Homework

 

2016 was a big year for news, dominated by the US Presidential campaign.  So guess what the top read New York Times article was for the whole year?  It was an essay by Alain de Botton titled “Why you will marry the wrong person.

The title, and article, is meant as an insight that frees us, rather than dooms us, in marriage.  I’m presently doing pre-marriage counseling for two couples, and this article is a newer part of their homework.  De Botton writes:

“For most of recorded history, people married for logical sorts of reasons: because her parcel of land adjoined yours, his family had a flourishing business, her father was the magistrate in town, there was a castle to keep up, or both sets of parents subscribed to the same interpretation of a holy text. And from such reasonable marriages, there flowed loneliness, infidelity, abuse, hardness of heart and screams heard through the nursery doors. The marriage of reason was not, in hindsight, reasonable at all; it was often expedient, narrow-minded, snobbish and exploitative. That is why what has replaced it — the marriage of feeling — has largely been spared the need to account for itself.”
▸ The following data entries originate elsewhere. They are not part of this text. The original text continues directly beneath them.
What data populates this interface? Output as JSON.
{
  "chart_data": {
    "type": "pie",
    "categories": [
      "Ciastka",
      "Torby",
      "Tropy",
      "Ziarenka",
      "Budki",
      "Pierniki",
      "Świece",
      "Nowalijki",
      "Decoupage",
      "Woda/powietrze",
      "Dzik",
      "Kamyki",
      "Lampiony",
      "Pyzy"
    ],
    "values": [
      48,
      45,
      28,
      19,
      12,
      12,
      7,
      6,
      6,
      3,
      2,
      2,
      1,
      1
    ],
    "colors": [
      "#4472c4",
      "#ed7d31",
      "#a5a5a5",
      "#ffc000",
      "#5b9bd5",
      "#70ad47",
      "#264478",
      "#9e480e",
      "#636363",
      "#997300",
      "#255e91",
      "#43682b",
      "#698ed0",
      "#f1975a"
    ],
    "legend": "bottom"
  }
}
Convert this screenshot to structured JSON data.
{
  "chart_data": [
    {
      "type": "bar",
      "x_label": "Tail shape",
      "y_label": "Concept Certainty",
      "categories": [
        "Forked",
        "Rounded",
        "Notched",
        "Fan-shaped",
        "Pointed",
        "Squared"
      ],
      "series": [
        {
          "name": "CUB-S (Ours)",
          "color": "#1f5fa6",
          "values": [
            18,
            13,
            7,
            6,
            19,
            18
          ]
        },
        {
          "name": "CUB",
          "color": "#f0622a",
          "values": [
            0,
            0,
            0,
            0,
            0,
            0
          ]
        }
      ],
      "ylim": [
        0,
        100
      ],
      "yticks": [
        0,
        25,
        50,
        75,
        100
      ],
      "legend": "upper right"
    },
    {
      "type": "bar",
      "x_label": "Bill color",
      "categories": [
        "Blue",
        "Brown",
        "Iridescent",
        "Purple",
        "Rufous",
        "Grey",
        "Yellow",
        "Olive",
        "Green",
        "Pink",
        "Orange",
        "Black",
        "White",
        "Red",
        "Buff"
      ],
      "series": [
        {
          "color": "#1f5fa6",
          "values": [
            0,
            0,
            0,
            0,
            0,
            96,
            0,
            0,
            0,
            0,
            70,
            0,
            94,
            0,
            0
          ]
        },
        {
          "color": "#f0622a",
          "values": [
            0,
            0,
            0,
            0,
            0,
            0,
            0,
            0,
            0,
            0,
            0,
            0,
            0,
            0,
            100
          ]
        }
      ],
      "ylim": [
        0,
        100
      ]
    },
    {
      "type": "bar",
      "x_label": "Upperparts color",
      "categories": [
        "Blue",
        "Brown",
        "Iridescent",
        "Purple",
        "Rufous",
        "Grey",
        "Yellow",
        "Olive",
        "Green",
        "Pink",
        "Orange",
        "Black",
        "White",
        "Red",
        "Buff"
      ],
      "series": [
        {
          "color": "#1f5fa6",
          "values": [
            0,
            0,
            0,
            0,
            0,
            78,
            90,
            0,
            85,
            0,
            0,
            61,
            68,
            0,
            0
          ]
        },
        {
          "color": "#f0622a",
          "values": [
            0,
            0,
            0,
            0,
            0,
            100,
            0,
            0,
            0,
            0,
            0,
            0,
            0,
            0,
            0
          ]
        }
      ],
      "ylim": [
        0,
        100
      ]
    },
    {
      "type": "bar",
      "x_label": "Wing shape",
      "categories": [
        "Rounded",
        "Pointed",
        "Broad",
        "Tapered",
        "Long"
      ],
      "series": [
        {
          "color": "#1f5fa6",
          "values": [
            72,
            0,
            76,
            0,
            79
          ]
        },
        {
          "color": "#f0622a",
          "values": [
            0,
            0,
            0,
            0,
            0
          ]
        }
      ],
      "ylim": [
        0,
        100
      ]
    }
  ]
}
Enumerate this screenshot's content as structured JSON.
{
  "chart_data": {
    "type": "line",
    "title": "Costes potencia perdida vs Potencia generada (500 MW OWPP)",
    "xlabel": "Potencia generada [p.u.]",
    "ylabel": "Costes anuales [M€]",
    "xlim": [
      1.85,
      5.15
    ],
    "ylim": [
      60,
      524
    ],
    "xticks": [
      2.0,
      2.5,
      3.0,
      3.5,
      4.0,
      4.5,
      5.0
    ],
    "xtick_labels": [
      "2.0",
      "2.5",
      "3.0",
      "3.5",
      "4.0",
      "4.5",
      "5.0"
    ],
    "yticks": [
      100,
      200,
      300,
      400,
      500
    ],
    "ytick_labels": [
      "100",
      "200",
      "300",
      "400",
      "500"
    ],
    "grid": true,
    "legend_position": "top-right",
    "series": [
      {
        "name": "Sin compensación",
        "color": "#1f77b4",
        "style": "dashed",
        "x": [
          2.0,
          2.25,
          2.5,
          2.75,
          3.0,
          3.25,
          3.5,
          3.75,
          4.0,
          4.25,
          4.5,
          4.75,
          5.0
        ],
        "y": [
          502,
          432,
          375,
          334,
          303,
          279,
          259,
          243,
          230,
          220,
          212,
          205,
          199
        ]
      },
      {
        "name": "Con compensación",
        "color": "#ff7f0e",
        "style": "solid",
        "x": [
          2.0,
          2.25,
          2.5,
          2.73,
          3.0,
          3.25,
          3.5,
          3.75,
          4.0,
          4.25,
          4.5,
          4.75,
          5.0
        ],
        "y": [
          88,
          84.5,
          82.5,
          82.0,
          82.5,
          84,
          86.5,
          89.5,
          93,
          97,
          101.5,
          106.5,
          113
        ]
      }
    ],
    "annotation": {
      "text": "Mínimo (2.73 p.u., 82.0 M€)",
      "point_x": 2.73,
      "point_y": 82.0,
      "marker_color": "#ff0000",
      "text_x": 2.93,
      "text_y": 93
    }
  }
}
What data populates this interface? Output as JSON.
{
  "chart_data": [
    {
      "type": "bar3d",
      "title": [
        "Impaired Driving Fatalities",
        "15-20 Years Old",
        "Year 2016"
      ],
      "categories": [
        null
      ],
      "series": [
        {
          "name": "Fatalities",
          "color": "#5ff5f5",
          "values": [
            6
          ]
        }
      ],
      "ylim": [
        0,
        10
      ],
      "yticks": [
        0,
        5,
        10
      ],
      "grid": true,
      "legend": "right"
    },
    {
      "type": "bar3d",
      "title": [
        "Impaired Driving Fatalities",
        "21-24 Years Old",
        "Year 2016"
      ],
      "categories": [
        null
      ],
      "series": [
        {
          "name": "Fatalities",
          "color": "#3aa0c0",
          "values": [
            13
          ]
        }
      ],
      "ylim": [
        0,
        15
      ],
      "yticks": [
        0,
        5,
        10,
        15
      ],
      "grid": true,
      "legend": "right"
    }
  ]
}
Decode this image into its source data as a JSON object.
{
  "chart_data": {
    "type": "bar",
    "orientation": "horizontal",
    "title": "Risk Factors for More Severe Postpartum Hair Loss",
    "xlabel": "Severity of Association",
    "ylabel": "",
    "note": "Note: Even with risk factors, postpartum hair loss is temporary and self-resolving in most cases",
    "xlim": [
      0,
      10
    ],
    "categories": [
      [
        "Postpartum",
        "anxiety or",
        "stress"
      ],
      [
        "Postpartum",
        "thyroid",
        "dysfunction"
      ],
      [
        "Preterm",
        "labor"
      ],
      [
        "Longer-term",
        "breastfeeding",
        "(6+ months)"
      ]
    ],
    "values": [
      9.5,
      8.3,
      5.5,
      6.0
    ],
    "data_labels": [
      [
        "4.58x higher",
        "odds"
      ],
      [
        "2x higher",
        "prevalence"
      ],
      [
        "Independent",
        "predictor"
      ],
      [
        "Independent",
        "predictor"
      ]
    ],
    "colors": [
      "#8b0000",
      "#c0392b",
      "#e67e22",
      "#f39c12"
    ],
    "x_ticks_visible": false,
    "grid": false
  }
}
So de Botton gives some suggestions for how that accounting might happen:

We seem normal only to those who don’t know us very well. In a wiser, more self-aware society than our own, a standard question on any early dinner date would be: ‘And how are you crazy?’

He continues:

The person who is best suited to us is not the person who shares our every taste (he or she doesn’t exist), but the person who can negotiate differences in taste intelligently — the person who is good at disagreement. Rather than some notional idea of perfect complementarity, it is the capacity to tolerate differences with generosity that is the true marker of the “not overly wrong” person. Compatibility is an achievement of love; it must not be its precondition.”

As I look over the CMC June birthdays and anniversaries, this is one of those months dominated by anniversaries.  Abbie I will celebrate 16 years on the 16th.  It’s sweet.  We’re more aware than ever how we each of us are crazy, and we’re in it together.

The points of this article ring true for me.  It’s a small consolation to know America got a larger dose of this wisdom than that of any other Times article last year.

Alain de Botton was also interviewed in February by Krista Tippet for the On Being podcast: “The true hard work of love and relationships.”